John Oliver sounds the siren over our broken EMT system

When people are calling Uber instead of an ambulance, your country's healthcare system is screwed

John Oliver sounds the siren over our broken EMT system
John Oliver Screenshot: Last Week Tonight

Hey, remember all those signs and speeches during the pandemic praising America’s essential workers for literally putting their lives in the line every single day to keep the country functioning? That was really nice, especially as COVID (currently incubating new and adaptively murderous strains in the unmasked bodies of the selfishly unvaccinated) reminds us that a pandemic isn’t fucking over because Fox News and your conspiracy-prone racist uncle on Facebook claim it is. Well, John Oliver—as is his way—pumped the brakes on the little back-patting party we beleaguered citizens are throwing ourselves for paying lip service to legitimate heroes like our local EMT workers on Sunday, dedicating his main story to showing how low pay, dangerous conditions, and unfathomably stingy government policy routinely short-change the very people communities count on to keep them alive.

And, sure, Oliver did note the ridiculously expensive, often sucker-punching cost of an ambulance ride in this country at the outset. A story about a poor commuter pleading for helpful bystanders not to call an ambulance even as said samaritans are trying to extricate her leg from between a subway platform and an entire train isn’t going to make anybody forget how fun it is to get a crippling surprise ambulance bill at the worst possible time. But, as Oliver traditionally does, the Last Week Tonight host showed how blaming EMT workers for big bills is some seriously misguided scapegoating of hard-working people also being crushed by a broken-down system.

How broken is the country’s EMT network? Well, as Oliver notes, in 39 states, ambulance drivers and paramedics aren’t even classed as “essential,” even though, for many rural areas, the sparse ambulance crews are literally the only medical lifeline people have. Or how, like their unlucky, under-insured patients, EMT crews are routinely turning to crowdfunding pleas in order to make up constant budget shortfalls. Or how, even in big cities like Chicago, Oliver plays a terrifying clip of one dispatcher uttering the phrase to a 911-calling victim, “We’re all out of ambulances, we’ll let you know.” Plus, as Oliver complains, our ambulances ear-shredding sirens don’t even make the undoubtedly tension-puncturing sound of their cousins in Brussels, where an oncoming emergency vehicle sounds, in Oliver’s words, “like Mickey Mouse getting fucked on a washing machine—in a good way.”

And while Oliver does decry commonplace policies like the “you call, we haul” system, where EMTs are incentivized to take every patient to an emergency room (because, in many cases, that’s the only way the often privately-owned company gets paid), he notes again that it’s not the EMT’s fault. Once more picking out a representatively loathsome villain of the week to illustrate just how screwed up this whole system is, Oliver made merry sport at the expense of one Lynn Tilton. If that name sounds familiar, it’s probably because the self-proclaimed corporate savior parlayed her success in swooping in to squeeze cash out of failing businesses into a reality show called Diva Of Distressed (since cancelled). Or, you know, from the bankruptcy court ruling that named Tilton responsible for running the struggling private ambulance company TransCare into the ground, laying off scores of those EMT heroes after forcing them to work in increasingly decrepit ambulances and urging workers to just go ahead and swipe expensive medical supplies from their local ERs. (She’s also showed telling the workers of a company she’s just acquired, “No pussies in my mill,” while somehow not being pelted with rocks.)
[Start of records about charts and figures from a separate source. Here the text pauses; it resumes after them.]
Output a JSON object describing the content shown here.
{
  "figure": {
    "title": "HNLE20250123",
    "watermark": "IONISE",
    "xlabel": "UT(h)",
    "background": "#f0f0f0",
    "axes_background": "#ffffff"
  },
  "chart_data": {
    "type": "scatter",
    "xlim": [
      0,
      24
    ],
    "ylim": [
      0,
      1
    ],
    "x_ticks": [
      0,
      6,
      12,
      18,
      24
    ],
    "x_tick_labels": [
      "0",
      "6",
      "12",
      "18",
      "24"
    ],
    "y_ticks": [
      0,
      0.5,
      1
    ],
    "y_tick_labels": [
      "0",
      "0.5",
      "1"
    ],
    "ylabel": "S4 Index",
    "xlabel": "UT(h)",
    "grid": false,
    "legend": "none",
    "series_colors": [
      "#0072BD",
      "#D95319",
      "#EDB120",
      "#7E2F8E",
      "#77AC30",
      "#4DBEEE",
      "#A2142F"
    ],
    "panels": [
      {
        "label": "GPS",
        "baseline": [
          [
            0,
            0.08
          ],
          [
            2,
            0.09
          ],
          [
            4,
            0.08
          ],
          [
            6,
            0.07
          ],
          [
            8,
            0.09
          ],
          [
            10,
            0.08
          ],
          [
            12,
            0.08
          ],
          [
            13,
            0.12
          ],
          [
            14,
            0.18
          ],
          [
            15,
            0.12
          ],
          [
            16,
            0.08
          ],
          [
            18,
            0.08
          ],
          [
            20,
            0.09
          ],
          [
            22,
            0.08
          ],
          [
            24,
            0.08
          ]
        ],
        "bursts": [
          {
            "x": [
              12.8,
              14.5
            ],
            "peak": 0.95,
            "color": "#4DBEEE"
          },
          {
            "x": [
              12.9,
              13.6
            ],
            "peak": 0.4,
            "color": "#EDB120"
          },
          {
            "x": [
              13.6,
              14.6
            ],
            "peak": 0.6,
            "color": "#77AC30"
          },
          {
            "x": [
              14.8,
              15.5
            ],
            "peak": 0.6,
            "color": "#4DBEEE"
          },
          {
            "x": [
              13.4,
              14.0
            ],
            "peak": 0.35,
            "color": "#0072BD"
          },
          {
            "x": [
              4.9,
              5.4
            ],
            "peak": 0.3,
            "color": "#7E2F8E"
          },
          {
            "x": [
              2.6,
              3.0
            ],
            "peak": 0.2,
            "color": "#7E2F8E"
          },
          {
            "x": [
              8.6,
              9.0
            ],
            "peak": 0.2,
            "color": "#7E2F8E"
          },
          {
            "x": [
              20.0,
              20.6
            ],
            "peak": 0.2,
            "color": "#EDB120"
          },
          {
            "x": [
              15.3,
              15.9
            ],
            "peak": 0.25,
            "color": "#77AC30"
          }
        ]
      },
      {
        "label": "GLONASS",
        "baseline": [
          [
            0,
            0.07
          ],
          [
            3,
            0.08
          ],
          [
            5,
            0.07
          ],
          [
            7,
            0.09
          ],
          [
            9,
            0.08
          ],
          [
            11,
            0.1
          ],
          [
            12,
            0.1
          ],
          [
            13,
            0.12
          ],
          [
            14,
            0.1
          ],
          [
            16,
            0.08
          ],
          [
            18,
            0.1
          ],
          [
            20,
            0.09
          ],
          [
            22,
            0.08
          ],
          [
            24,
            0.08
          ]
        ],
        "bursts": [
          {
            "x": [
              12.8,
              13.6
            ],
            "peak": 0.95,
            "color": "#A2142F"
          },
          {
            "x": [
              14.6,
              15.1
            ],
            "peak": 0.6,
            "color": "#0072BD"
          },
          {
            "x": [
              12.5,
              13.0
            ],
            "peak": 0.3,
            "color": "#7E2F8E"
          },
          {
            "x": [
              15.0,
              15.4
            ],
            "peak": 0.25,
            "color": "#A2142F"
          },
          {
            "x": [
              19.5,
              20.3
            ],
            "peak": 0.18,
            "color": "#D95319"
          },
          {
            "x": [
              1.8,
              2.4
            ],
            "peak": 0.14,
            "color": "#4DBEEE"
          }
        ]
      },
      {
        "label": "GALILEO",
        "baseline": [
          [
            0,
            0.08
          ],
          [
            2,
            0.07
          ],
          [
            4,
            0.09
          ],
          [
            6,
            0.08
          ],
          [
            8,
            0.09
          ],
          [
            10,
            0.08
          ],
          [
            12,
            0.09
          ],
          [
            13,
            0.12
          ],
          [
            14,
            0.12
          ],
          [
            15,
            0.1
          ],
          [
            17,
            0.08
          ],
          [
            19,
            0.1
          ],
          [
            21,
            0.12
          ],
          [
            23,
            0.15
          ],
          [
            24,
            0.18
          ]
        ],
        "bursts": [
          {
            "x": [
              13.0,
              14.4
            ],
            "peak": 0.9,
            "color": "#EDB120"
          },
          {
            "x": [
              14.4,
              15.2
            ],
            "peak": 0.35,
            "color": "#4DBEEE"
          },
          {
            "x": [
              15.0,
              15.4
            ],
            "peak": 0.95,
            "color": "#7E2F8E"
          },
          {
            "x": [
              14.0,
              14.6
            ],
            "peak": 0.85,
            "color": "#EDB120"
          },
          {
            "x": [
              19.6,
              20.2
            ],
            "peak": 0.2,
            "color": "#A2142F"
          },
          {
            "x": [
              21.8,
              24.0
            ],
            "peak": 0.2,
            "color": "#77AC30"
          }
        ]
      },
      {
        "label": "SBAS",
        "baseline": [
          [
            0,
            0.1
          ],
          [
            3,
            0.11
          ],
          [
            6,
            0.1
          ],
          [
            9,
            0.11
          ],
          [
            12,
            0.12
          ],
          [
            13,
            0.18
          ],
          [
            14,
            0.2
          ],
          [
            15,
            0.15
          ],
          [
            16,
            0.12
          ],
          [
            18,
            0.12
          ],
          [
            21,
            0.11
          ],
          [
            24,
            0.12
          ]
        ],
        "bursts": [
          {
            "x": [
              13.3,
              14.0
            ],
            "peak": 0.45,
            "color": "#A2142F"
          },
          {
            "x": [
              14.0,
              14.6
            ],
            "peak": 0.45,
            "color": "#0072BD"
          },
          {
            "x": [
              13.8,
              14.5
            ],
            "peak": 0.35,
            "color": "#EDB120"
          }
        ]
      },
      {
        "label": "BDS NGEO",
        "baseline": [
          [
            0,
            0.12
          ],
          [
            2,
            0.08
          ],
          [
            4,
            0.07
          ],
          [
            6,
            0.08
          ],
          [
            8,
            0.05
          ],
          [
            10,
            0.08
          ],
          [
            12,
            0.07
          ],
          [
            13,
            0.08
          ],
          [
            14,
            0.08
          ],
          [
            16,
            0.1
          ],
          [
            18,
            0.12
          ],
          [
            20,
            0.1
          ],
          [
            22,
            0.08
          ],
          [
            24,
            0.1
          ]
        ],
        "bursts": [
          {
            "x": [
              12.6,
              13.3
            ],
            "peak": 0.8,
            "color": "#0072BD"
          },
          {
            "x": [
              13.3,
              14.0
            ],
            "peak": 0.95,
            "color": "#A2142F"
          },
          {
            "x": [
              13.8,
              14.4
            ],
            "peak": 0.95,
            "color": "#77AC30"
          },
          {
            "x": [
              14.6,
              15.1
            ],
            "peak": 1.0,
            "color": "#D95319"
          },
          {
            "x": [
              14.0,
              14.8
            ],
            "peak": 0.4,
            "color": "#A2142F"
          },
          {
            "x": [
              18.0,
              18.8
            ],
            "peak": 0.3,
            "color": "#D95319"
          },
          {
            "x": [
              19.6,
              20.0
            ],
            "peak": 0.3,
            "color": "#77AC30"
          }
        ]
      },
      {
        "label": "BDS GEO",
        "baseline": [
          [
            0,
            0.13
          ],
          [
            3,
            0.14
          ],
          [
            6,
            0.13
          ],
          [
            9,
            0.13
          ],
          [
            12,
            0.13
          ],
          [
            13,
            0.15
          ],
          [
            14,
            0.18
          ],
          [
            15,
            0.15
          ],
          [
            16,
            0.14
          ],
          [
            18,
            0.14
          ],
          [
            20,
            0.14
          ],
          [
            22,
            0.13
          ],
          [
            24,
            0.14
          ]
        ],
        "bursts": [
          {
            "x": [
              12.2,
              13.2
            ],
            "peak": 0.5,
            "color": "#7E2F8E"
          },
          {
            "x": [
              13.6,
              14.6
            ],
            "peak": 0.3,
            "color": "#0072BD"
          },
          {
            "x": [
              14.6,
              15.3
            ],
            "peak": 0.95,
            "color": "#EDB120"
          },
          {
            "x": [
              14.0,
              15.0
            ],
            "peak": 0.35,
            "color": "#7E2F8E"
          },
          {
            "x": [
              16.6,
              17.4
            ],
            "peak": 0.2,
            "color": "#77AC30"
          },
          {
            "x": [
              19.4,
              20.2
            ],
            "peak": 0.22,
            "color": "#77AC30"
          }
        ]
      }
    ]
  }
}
As ever, Oliver concludes by noting some common sense solutions and ruefully mocking the fact that we’re not going to enact them any time soon. Medicare For All would fix a lot of this snarled and unfair billing, but apparently making sure everyone can call an ambulance when a train falls on them without fear of crippling debt is socialism. There’s a bill that would stop surprise billing of the type one family saw when, after pulling over a few blocks from the hospital so the very pregnant mom could give birth in the family car, they were smacked with $3,500 in bills from an ambulance ride the rest of the way. But, as Oliver notes, some people in congress thought that was too beneficial and exempted everything but medical chopper rescues from being regulated. So, as the COVID wards are filling up again with the patriotically un-vaccinated choking on their own lung tissue, Oliver sent out an emergency call for people to put their money where their colorful bumper stickers are to actually work toward getting these no-joke heroes the living wage and job security they undeniably deserve.